- Directed by: Julie Bayer Josh Salzman
- Produced by: Julie Bayer Josh Salzman
- Starring: Eric Chivian; Poni Faavae; Siaosi Finiki; Craig Frances; ;
- Cinematography: Josh Salzman
- Edited by: Matthew Martin
- Music by: Andrew Mclean
- Production companies: Wavecrest Films Nonfiction Unlimited
- Distributed by: Pacific Islanders in Communications
- Release date: 24 July 2006;
- Running time: 59 minutes
- Country: Tuvalu
- Languages: English Tuvaluan

= Time & Tide (2006 film) =

Tuvaluan 2006 documentary film

Time & Tide is a 2006 documentary film from Tuvalu.

==Production==
The creators, Julie Bayer and Josh Salzman, got the idea for Time & Tide in 2000 after reading about how the island nation of Tuvalu had sold the .tv domain name for US$50 million.

==Synopsis==

The documentary sees a group of Tuvaluan New Zealanders on a journey back to the homeland. On arriving in Funafuti, they see how the country has been changed by economic development, imported goods, Western culture and the impending sea level rise due to global warming.

==Release==
Time & Tide was premiered on 24 July 2006 at the New Zealand International Film Festival.
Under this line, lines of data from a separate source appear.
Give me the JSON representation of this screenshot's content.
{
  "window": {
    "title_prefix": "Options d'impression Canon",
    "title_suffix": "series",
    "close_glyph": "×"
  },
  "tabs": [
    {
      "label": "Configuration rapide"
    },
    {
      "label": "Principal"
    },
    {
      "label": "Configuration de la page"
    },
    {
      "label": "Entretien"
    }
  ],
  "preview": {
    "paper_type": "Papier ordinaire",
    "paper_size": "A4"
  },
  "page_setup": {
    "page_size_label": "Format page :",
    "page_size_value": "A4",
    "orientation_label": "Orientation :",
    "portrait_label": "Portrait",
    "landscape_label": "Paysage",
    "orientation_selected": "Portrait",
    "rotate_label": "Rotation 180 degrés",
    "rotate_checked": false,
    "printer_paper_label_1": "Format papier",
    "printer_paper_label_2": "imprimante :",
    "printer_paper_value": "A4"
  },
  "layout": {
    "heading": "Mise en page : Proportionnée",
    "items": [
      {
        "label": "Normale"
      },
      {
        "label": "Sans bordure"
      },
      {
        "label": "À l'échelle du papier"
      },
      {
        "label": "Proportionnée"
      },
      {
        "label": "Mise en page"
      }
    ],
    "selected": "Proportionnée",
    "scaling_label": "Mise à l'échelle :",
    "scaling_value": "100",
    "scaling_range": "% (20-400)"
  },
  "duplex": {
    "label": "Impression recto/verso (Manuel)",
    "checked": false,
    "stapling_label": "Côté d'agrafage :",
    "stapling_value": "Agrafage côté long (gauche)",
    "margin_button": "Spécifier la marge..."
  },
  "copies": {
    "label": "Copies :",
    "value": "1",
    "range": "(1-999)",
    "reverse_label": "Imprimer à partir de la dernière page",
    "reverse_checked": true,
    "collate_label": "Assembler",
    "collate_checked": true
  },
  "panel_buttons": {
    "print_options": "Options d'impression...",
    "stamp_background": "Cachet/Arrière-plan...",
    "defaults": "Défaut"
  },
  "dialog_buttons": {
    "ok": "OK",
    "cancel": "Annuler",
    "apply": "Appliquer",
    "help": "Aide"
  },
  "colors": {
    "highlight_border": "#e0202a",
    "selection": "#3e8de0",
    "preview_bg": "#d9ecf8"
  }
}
It won the Best Documentary Prize at the Big Muddy Film Festival and a Special Jury Prize at the Sidewalk Film Festival; it also screened at the Hawaii International Film Festival, winning The Golden Orchid Award for Best Documentary at that festival.

Film Threat said that "Time & Tide doesn’t overstay its welcome, nor does it feel rushed as it presents us this tragic, yet peaceful and gorgeously shot, film that never jumps up on the soapbox to violently jam a message down our throats. Instead, the filmmakers let the message speak for itself and it’s in the quiet concern of the Tuvaluan people."